Dawn never breaks in a Vegas casino or the White House Sit Room , Lockwood thought as he followed the duty officer into the windowless, cocoon-like Situation Room, already packed with people. Lockwood recognized the ferret-like demeanor of the national security advisor at the head of the conference table, Clifford Manfred, whose Italian suit and Thomas Pink tie were perhaps a touch sharp for Washington. Seated with him was the director of central intelligence, a gray man in a gray suit with alert gray eyes; several nondescript intelligence analysts and a communications specialist. A huge flat-panel video display at the far end was split into multiple screens, one with a real-time image of the Moon--now with two jets coming off it--and the others showing silent news feeds from the U.S. and foreign media. Other screens around the walls displayed images of people attending by video conference, including the chairman of the Joint Chiefs, a small, precise man with snowy hair, wearing an admiral's uniform.

Lockwood took a seat in one of the big black leather chairs. There was a low murmur of voices around him and the clank and rattle of spoons in coffee mugs as coffee was served. Everyone was awaiting the arrival of the president.

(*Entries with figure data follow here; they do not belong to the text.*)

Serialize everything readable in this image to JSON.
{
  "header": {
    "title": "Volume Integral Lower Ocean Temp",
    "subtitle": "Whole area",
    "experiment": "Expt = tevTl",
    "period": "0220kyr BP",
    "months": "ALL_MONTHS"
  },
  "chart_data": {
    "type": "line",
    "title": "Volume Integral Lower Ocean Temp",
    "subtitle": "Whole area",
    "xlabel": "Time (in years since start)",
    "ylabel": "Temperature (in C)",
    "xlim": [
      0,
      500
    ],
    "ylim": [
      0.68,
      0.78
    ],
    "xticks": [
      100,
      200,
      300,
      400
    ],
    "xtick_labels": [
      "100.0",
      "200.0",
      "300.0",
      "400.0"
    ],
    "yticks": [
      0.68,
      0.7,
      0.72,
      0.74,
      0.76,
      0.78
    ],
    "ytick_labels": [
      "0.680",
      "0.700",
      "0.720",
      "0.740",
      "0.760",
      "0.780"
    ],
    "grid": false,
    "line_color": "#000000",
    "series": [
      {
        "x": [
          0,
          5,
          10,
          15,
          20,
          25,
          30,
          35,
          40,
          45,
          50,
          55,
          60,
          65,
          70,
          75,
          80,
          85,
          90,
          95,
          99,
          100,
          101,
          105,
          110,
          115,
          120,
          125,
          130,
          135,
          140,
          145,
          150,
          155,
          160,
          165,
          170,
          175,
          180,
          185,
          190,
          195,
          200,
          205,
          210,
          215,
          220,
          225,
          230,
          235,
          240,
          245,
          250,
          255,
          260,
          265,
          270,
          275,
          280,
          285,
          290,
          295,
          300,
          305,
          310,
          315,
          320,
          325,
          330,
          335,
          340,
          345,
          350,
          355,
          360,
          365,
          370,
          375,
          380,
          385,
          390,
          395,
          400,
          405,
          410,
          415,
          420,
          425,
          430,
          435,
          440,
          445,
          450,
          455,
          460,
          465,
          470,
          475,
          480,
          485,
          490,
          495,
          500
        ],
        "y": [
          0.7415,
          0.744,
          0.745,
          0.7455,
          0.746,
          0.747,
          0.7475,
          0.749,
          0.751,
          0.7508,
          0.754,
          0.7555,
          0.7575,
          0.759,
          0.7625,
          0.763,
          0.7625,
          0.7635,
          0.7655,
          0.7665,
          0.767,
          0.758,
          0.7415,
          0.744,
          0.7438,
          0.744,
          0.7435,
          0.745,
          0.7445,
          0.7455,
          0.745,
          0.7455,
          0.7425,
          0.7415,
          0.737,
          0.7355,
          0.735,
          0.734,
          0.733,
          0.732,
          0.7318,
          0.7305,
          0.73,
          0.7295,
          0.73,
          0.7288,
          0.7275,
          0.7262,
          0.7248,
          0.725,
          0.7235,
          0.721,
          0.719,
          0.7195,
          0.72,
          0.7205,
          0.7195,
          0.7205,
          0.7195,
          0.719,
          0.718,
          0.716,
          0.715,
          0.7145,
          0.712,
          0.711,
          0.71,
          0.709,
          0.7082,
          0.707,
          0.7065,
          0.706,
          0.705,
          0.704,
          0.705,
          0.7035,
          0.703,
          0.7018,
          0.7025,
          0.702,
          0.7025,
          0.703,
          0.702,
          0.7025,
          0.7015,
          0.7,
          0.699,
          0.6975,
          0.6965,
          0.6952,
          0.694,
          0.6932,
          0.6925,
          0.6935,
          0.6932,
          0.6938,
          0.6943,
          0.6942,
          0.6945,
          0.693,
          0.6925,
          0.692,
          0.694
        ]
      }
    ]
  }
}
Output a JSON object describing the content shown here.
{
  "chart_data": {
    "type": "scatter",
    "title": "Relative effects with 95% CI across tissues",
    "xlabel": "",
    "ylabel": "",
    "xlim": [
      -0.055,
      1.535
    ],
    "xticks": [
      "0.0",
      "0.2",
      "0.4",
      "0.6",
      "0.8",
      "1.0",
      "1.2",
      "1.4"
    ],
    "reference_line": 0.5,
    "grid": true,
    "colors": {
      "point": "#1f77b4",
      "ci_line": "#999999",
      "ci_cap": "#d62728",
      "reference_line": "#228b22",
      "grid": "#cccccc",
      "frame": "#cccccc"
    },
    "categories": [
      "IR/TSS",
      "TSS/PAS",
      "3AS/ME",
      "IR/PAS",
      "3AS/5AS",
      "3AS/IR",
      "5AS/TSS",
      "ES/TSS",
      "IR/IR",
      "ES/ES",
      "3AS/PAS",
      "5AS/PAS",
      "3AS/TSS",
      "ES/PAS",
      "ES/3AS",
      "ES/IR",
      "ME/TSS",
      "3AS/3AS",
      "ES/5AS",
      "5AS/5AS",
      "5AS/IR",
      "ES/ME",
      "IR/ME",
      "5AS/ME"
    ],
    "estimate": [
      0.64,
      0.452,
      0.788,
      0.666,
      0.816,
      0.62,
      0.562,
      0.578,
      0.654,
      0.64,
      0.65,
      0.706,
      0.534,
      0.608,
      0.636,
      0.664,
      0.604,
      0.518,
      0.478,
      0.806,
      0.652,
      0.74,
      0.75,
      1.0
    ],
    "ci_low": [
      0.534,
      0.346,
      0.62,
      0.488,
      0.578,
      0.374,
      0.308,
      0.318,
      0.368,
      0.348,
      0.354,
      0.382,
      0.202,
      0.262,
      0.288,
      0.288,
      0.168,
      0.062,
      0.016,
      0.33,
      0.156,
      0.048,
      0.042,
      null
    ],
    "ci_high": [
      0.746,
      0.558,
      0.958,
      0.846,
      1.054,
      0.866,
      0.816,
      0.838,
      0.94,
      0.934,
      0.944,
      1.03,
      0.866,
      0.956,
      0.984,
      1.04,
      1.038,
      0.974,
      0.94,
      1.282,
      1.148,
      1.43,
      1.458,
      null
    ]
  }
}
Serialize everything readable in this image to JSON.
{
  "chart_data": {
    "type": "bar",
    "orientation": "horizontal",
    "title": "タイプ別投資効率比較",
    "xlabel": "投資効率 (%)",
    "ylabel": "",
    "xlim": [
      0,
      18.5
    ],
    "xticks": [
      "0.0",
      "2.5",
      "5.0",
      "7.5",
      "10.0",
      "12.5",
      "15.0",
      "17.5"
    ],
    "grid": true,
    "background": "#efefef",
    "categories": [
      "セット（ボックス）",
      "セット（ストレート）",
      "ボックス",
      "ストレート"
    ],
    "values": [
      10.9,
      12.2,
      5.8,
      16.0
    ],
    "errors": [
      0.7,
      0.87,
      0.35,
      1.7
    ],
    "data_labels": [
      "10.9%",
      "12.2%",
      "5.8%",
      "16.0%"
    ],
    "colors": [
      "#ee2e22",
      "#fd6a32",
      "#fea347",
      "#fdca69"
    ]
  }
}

A few minutes later a hush fell in the room, almost by intuition, and the door opened. A duty officer appeared, followed by the president's chief of staff and then the president himself, dressed in an impeccable blue suit, tall and lean, his once black hair salted with gray, his roving eyes taking in everything, his jug ears sweeping the room like a radar beacon. His unflappable demeanor cast a spell over the room like oil on water, dissipating the air of tension. Everyone made to rise and the president waved his hand. "Please, please, stay seated."

They rose anyway and reseated themselves as the president himself took a seat, not at the head of the table, but in an empty chair halfway down. He turned to Lockwood. "Stan, I've got a country on the verge of panic. Every talking-head astronomer in the country is spouting off and saying something different. So start from the beginning and tell us what's really going on--and keep in mind some of us are scientific idiots. Is this just a light show or should we be worried?"